KEN GRABOWSKI: The American pastime has a new look these days – Manistee News Advocate

A fan waits for a fly ball during batting practice before Game 2 of baseball’s World Series between the Houston Astros and the Atlanta Braves Wednesday, Oct. 27, 2021, in Houston. (AP Photo/Ashley Landis)
Ken Grabowski
Ever since I was a kid, the Major League Baseball World Series is something that has intrigued me and caught my attention every year.
Once again this year, the World Series between the Atlanta Braves and Houston Astros was fun to watch with plenty of excitement.
There were plenty of great plays by two very good teams.
However, what has been just as interesting to watch is how some things have changed in the game dramatically from the past, while others are still done just as they were in the 1920s.
Case in point is the stadiums where the games are played today. In the past they were ball fields plain and simple. They were designed quite simply for people to sit in a seat for nine innings and watch a baseball game.
In today’s game, it almost appears at times that the stadiums are there to entertain people more than the game. Some include mini-amusement type parks, play areas for kids, family picnic zones, restaurants, bars and big screen TVs everywhere including the restroom so you don’t miss a second of action.
It used to be that if it looked like rain, most fans would be nervous the game would be canceled, but now many come with retractable roofs so they can play in any condition. It can be a downpour outside, but the game goes on and when the sun is shining the roof is open.
Another thing that catches your eye is the food they serve in baseball parks today. Back in the early days it was similar to the old “Take me out to the ball game” song with fans being able to buy peanuts and Cracker Jack as the main staples.

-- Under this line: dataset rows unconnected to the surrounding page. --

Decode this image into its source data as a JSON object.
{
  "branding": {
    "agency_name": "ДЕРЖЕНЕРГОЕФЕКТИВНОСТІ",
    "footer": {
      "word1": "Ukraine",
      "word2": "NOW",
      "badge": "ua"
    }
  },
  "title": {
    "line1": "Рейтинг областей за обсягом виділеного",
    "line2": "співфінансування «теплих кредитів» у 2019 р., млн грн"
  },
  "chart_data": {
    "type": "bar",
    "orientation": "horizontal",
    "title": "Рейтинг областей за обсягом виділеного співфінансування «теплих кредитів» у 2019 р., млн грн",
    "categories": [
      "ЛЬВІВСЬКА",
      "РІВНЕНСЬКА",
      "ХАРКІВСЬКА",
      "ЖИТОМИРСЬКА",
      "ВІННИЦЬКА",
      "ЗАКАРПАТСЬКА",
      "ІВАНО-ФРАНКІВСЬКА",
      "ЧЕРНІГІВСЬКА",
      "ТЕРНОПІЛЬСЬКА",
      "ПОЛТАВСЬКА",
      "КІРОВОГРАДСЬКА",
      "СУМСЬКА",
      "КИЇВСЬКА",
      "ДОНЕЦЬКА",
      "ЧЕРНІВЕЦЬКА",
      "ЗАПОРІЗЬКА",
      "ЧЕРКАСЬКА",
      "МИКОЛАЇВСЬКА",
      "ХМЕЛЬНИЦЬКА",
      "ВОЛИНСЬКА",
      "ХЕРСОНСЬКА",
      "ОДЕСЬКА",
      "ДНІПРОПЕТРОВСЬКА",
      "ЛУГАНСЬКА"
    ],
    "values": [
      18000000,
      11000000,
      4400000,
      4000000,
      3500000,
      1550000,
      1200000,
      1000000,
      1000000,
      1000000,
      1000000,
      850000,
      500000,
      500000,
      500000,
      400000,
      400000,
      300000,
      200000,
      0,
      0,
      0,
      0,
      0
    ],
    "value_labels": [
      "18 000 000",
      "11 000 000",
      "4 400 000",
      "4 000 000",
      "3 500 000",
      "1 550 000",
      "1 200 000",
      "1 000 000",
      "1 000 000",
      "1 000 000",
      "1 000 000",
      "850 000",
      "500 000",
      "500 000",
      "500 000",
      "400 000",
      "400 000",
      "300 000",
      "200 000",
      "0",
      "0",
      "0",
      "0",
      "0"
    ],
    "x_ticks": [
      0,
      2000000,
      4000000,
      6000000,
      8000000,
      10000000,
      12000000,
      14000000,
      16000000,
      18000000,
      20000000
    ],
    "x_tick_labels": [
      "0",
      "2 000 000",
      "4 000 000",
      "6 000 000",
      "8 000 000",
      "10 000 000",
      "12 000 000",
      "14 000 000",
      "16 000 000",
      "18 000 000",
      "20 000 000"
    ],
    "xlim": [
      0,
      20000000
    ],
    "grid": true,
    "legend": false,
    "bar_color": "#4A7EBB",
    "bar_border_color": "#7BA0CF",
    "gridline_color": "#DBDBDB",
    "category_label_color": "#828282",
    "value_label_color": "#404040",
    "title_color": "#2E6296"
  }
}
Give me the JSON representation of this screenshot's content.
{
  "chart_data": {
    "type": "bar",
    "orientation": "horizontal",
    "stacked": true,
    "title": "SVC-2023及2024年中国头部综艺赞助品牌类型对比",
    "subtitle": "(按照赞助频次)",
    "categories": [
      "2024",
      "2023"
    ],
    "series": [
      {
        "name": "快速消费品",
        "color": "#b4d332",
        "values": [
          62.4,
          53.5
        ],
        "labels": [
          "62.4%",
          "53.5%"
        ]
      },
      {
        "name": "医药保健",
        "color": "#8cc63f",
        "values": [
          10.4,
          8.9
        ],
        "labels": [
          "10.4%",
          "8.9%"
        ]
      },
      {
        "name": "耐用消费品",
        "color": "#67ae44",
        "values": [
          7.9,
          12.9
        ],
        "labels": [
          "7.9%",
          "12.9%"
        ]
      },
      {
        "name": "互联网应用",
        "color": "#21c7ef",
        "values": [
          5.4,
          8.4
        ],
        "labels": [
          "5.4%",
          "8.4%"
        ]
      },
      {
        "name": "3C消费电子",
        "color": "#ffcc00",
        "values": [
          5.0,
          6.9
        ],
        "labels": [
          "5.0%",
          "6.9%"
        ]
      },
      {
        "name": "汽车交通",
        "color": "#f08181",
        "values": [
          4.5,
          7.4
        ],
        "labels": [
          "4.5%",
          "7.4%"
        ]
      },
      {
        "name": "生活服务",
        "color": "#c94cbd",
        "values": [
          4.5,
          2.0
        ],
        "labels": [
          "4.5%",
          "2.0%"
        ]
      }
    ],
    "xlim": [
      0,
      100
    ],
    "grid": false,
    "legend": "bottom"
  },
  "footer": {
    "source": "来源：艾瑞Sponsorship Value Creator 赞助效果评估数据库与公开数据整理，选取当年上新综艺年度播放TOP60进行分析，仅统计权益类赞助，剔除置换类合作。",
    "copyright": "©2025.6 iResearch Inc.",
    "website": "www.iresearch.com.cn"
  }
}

Now some stadiums actually have high class restaurants located in their confines and little outdoor cafes/bars in the upper deck outfield where you can watch the game while dining on smoked salmon or prime rib. And the wine lists are as one guy who probably couldn’t tell the difference between a home run and stolen base said in a story I read recently, “to die for.”
Huh, remember when it was a novelty just to watch a Chicago Cubs game from the roofs across the street from Wrigley Field with a cold beer and bag of chips?
Today the “baseball elite” who watch the games from a private box may have a choice of a huge buffet in their box along with a full bar of drinks to wash it down. Even those sitting in the prime seats by the field get drinks, nachos and other things delivered by waitresses.
That’s a far cry from the day of the vendor tossing a bag of peanuts down the row to a fan who passed back the money. It’s kind of like going from the “Field of Dreams” image to “Dream Field.”
Another thing that has changed in baseball today is the number of playoff games. I am actually old enough to remember a time when only one team from the American League and one from the National League qualified for World Series. Now it takes three levels of playoffs on three TV networks, and the teams that win the most regular season games don’t always make it to the World Series.
However, television and the team owners do make lots of money in the process.
When you had just one team from each league it earned the name the October classic because it took place all in October. Now it spills over to November and if they add any more teams to the playoffs it may soon be the December classic.
What is also interesting to watch is the frenzy that takes place for World Series tickets. There are reports that some people paying as high as $1,200 a ticket from a scalper. What ever happened to the $3 bleacher seats?
Let me tell you if this guy is paying $1,200 for a ticket to a baseball game I am going to stay for every pitch even if my team is losing 15-1.
To get my money’s worth I may very well may stick around after the game to watch the ground crew put tarp on the field and the janitorial staff sweep out the stands. That price better also come with a courtesy post game hot dog at the concession stand similar to the complimentary breakfasts you get for staying at some hotels.
Something else that is interesting is how technology is mixing with old school tactics in today’s game. This year they showed a picture in the dugout of a hitter looking at an iPad to determine how he was being pitched.
Managers can also find out in mere seconds, using technology, how well a pitcher is against a particular hitter or vice versa. Today’s game even has instant replay to make sure the umpire made the right call on a close play. Wonder what Babe Ruth would think of that?
Yet at the same time you have catchers extending fingers down hidden by his glove to tell the pitcher what pitch to throw just like they did in the 1920s. Then there is the third base coach touching his ears, rubbing his shoulder and other such gyrations to give the hitter the signals.
The managers still even call to the bullpen on a phone that looks like it is from the 1960s to see if the reliever is ready and then hold up their left or right arm when coming out to make a pitching change. Couldn’t they have done that with technology?
And as for the hitters, everyone is trying to hit a home run like they are on beer league slo-pitch team. The defense will shift four players to one side of the infield where he pulls the ball and instead of punching a single to the open side of the field he will still swing away.
And the only thing resembling a bunt is when a hitter takes a mighty swing and hits a little dribbler in front of home plate.
Despite all the changes, it still is the American pastime and millions of fans like me will still hang on every pitch long after I see you again on Monday.
Ken Grabowski is the retired associate editor at the Manistee News Advocate who spent more than 36 years in the newspaper business.